Each installation of Measure requires certain environmental variables to be set.

### General

- `MEASURE_DB_ENGINE`: Location of SQL database as a URL Schema
- `MEASURE_TIMESTAMP_DEFAULT_FORMAT`: datetime format used for `timestamp` value.
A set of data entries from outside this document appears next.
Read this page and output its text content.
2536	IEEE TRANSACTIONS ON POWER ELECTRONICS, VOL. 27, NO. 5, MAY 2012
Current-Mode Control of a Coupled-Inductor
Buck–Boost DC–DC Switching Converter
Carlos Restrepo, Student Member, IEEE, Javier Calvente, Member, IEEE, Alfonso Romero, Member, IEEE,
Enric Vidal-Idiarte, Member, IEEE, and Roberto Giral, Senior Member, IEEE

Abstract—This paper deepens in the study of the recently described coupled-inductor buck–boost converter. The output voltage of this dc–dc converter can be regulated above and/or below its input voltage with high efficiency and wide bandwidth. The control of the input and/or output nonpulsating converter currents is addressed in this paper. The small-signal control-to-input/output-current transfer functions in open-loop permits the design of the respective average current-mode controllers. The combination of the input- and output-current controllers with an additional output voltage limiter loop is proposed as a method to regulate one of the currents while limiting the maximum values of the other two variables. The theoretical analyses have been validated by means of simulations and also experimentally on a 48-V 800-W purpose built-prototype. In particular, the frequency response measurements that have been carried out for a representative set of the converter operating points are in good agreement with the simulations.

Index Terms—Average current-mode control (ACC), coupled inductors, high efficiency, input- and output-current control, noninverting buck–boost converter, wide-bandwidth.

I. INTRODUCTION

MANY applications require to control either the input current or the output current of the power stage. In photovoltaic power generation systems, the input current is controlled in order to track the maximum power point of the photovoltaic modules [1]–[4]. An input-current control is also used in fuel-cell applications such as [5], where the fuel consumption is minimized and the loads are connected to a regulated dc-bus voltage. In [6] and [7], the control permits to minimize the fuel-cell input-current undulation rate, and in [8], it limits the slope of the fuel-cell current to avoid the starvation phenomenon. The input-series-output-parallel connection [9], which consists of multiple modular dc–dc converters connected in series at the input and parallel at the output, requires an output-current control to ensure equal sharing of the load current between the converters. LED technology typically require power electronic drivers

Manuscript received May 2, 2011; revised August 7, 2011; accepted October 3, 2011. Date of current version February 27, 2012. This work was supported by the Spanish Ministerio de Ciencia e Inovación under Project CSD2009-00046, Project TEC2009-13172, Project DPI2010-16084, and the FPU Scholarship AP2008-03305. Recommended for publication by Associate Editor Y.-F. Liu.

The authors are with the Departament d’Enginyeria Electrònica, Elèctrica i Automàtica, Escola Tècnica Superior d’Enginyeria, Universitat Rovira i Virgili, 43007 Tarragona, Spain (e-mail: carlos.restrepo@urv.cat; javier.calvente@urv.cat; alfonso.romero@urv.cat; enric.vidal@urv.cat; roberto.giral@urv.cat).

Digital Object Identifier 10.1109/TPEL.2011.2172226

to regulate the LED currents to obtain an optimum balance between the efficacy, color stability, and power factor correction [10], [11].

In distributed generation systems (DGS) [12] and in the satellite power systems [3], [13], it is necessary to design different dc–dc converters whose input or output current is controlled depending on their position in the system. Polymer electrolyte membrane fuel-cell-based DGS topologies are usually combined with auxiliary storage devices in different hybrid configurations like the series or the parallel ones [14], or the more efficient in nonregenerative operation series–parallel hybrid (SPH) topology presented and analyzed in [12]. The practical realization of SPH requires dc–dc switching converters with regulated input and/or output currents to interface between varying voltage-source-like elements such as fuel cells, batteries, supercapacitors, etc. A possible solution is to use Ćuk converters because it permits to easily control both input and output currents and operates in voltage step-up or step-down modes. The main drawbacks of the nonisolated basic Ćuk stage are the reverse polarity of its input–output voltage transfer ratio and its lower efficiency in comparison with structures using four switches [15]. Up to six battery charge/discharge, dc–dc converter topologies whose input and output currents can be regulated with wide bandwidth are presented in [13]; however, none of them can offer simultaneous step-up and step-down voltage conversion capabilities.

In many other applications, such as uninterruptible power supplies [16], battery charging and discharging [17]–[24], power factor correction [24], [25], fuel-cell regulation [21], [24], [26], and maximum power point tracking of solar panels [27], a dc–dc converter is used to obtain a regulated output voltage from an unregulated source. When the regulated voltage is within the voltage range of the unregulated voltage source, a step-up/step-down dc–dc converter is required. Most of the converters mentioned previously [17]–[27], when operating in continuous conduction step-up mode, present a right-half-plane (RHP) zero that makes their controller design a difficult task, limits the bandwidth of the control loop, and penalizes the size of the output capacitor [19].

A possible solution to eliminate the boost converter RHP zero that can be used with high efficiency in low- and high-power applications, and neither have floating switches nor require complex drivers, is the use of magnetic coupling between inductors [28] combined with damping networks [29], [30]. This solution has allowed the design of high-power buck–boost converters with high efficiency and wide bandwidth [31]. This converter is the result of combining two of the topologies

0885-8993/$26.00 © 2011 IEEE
Currently must be `%Y-%m-%dT%H:%M:%SZ`.

### Github

- `MEASURE_GITHUB_API_BASE_URL`: Github API base url (`https://api.github.com`)
- `MEASURE_GITHUB_API_TOKEN`: Github API token used for making requests
- `MEASURE_GITHUB_REQUEST_WAIT_INTERVAL`: Wait interval in seconds between Github search requests (optional, default is 3)

### Twitter

- `MEASURE_TWITTER_API_CONSUMER_KEY`: Twitter app API consumer key
- `MEASURE_TWITTER_API_CONSUMER_SECRET`: Twitter app API consumer secret

### Facebook
- `MEASURE_FACEBOOK_API_ACCESS_TOKEN_{PAGE NAME IN UPPERCASE}`: The page access token obtained from [How to get a Facebook Page Access Token](#how-to-get-a-facebook-page-access-token).

### Google credentials for PyPI, Google analytics, and Outputs
See the [PyPI Big Query API](#pypi-configuration) instructions above to get the values for these env vars:
- `MEASURE_GOOGLE_API_PROJECT_ID`: {project_id}
- `MEASURE_GOOGLE_API_JWT_AUTH_PROVIDER_X509_CERT_URL`: {auth_provider_x509_cert_url}
- `MEASURE_GOOGLE_API_JWT_AUTH_URI`: {auth_uri}
- `MEASURE_GOOGLE_API_JWT_CLIENT_EMAIL`: {client_email}
- `MEASURE_GOOGLE_API_JWT_CLIENT_ID`: {client_id}
- `MEASURE_GOOGLE_API_JWT_CLIENT_X509_CERT_URL`: {client_x509_cert_url}
- `MEASURE_GOOGLE_API_JWT_PRIVATE_KEY`: {private_key}
- `MEASURE_GOOGLE_API_JWT_PRIVATE_KEY_ID`: {private_key_id}
- `MEASURE_GOOGLE_API_JWT_TOKEN_URI`: {token_uri}
- `MEASURE_GOOGLE_API_JWT_TYPE`: {type}

### MailChimp

- `MEASURE_MAILCHIMP_API_TOKEN`: {mailchimp_api_key} (note: must include the data center code, e.g. `123abc456def-dc1`, where `dc1` is the data center code).

### Discourse

- `MEASURE_DISCOURSE_API_TOKEN`: {discourse_api_token} used to access `/admin` endpoints.